McKinney Police Chief Greg Conley had placed the 41-year-old former Texas state trooper on administrative leave after the incident.
Bishkin declined to say where Casebolt is now and said he had received death threats. The attorney said she would release more information at a news conference Wednesday.
1:35 p.m. (CDT)
White House Press Secretary Josh Earnest says he doesn't know if President Barack Obama has seen the video of a North Texas pool party where officers detained black teenagers but that the president is aware of news coverage about it.
Earnest said Tuesday that early indications suggested authorities in McKinney had taken "what appear to be appropriate steps" in putting the officer seen in the video on leave.
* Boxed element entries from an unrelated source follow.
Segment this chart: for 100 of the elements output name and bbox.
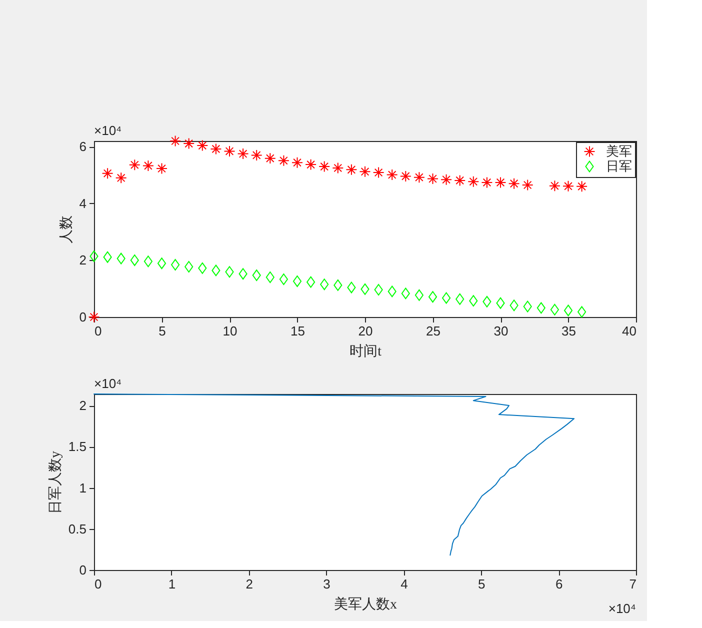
- point: [279, 274, 288, 285]
- x-tick-label: 15: [290, 324, 305, 338]
- point: [454, 174, 466, 186]
- point: [292, 275, 302, 287]
- point: [156, 162, 168, 174]
- point: [550, 304, 559, 316]
- point: [212, 264, 220, 276]
- point: [427, 173, 438, 184]
- y-tick-label: 2: [79, 398, 86, 414]
- point: [88, 311, 100, 323]
- x-tick-label: 25: [426, 324, 440, 338]
- point: [320, 278, 329, 290]
- x-axis-title: 美军人数x: [334, 596, 397, 612]
- point: [183, 138, 195, 150]
- y-tick-label: 4: [79, 196, 86, 211]
- point: [347, 282, 356, 294]
- x-axis-title: 时间t: [350, 344, 382, 360]
- point: [522, 179, 534, 191]
- text: ×10⁴: [94, 123, 122, 138]
- point: [210, 143, 222, 155]
- point: [102, 168, 114, 180]
- x-tick-label: 3: [323, 576, 330, 592]
- point: [496, 297, 505, 309]
- point: [306, 276, 316, 288]
- x-tick-label: 0: [94, 576, 102, 592]
- text: ×10⁴: [608, 601, 636, 616]
- x-tick-label: 10: [222, 324, 238, 338]
- point: [305, 158, 317, 170]
- y-tick-label: 1: [79, 480, 86, 496]
- point: [250, 149, 262, 161]
- point: [278, 154, 290, 166]
- point: [332, 162, 344, 174]
- point: [508, 178, 520, 190]
- x-tick-label: 30: [494, 324, 508, 338]
- x-tick-label: 0: [94, 324, 102, 338]
- x-tick-label: 35: [562, 324, 576, 338]
- y-axis-title: 日军人数y: [47, 451, 64, 514]
- point: [359, 166, 371, 178]
- point: [171, 259, 180, 271]
- point: [196, 140, 208, 152]
- point: [225, 266, 234, 278]
- legend-label: 日军: [606, 158, 632, 174]
- point: [157, 258, 166, 270]
- point: [237, 148, 249, 160]
- point: [562, 180, 574, 192]
- y-tick-label: 1.5: [68, 439, 86, 454]
- line-series: [94, 394, 575, 556]
- y-tick-label: 0: [79, 310, 86, 324]
- y-tick-label: 2: [79, 252, 86, 268]
- point: [292, 156, 303, 168]
- point: [252, 270, 261, 282]
- point: [523, 300, 532, 312]
- point: [440, 174, 452, 186]
- point: [334, 279, 342, 291]
- point: [90, 250, 98, 262]
- point: [346, 164, 358, 176]
- x-tick-label: 1: [168, 576, 176, 592]
- point: [360, 283, 370, 295]
- point: [224, 145, 236, 157]
- x-tick-label: 2: [246, 576, 253, 592]
- text: ×10⁴: [94, 376, 122, 391]
- point: [578, 306, 586, 318]
- point: [184, 261, 194, 272]
- point: [536, 302, 546, 314]
- point: [372, 166, 384, 178]
- point: [576, 180, 588, 192]
- point: [198, 262, 207, 274]
- point: [428, 291, 438, 303]
- x-tick-label: 20: [358, 324, 373, 338]
- point: [374, 284, 383, 296]
- point: [238, 268, 248, 280]
- point: [510, 300, 518, 312]
- point: [469, 295, 478, 307]
- point: [115, 172, 127, 184]
- point: [413, 172, 425, 184]
- point: [442, 292, 451, 304]
- x-tick-label: 5: [158, 324, 166, 338]
- point: [548, 180, 560, 192]
- point: [144, 256, 152, 268]
- x-tick-label: 7: [629, 576, 636, 592]
- point: [481, 176, 493, 188]
- point: [264, 152, 276, 164]
- point: [388, 286, 396, 298]
- point: [400, 170, 412, 182]
- point: [103, 251, 112, 263]
- point: [386, 169, 398, 181]
- y-tick-label: 0.5: [68, 521, 86, 536]
- x-tick-label: 6: [555, 576, 563, 592]
- y-axis-title: 人数: [58, 216, 74, 244]
- point: [494, 176, 506, 188]
- point: [414, 289, 424, 301]
- point: [564, 304, 573, 316]
- point: [266, 272, 274, 283]
- point: [456, 293, 464, 305]
- point: [401, 288, 410, 300]
- x-tick-label: 40: [622, 324, 636, 338]
- point: [318, 160, 330, 172]
- point: [130, 254, 139, 266]
- point: [482, 296, 492, 308]
- point: [468, 176, 480, 188]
Earnest says it would take a few more days to determine what further steps are needed.
Officer David Eric Casebolt is seen pinning a black teenage girl to the ground. Casebolt, who's white, also pulled a gun on other teens to help keep order as disturbances apparently broke out during Friday's gathering.
1 p.m. (CDT)
The NAACP is asking the Department of Justice to review the procedures of a North Texas police department facing heavy scrutiny following a weekend pool party where officers detained black teenagers.
Gary Bledsoe, president of the Texas chapter of the NAACP, said Tuesday that the organization for now has stopped short of asking for a federal investigation of McKinney police.
He says a review of department policies are needed to ensure officers are responding appropriately to calls involving minorities.
Bledsoe also said independent investigators must review the response Friday to the party where video showed a white officer pushing a black teen to the ground in an effort to restrain her. He says the NAACP is still trying to determine who should lead that inquiry but said it shouldn't be Texas Rangers.
12 p.m. (CDT)
A white police officer who pinned a black teenage girl to the ground and pulled a gun on others after a weekend pool party in North Texas was accused in a federal lawsuit of racial profiling and excessive force during a 2007 arrest.
David Eric Casebolt is on administrative leave after the pool party incident in McKinney, a Dallas suburb.
In 2007, Casebolt and other officers arrested Albert Brown Jr., who authorities say was found with crack cocaine during a traffic stop.
Brown, who is black, sued Casebolt and the officers, accusing them of forcibly searching him after pulling down his pants and slamming his head against a car hood.
An attorney for Casebolt and the other officers denied Brown's accusations. The lawsuit was dismissed in 2009.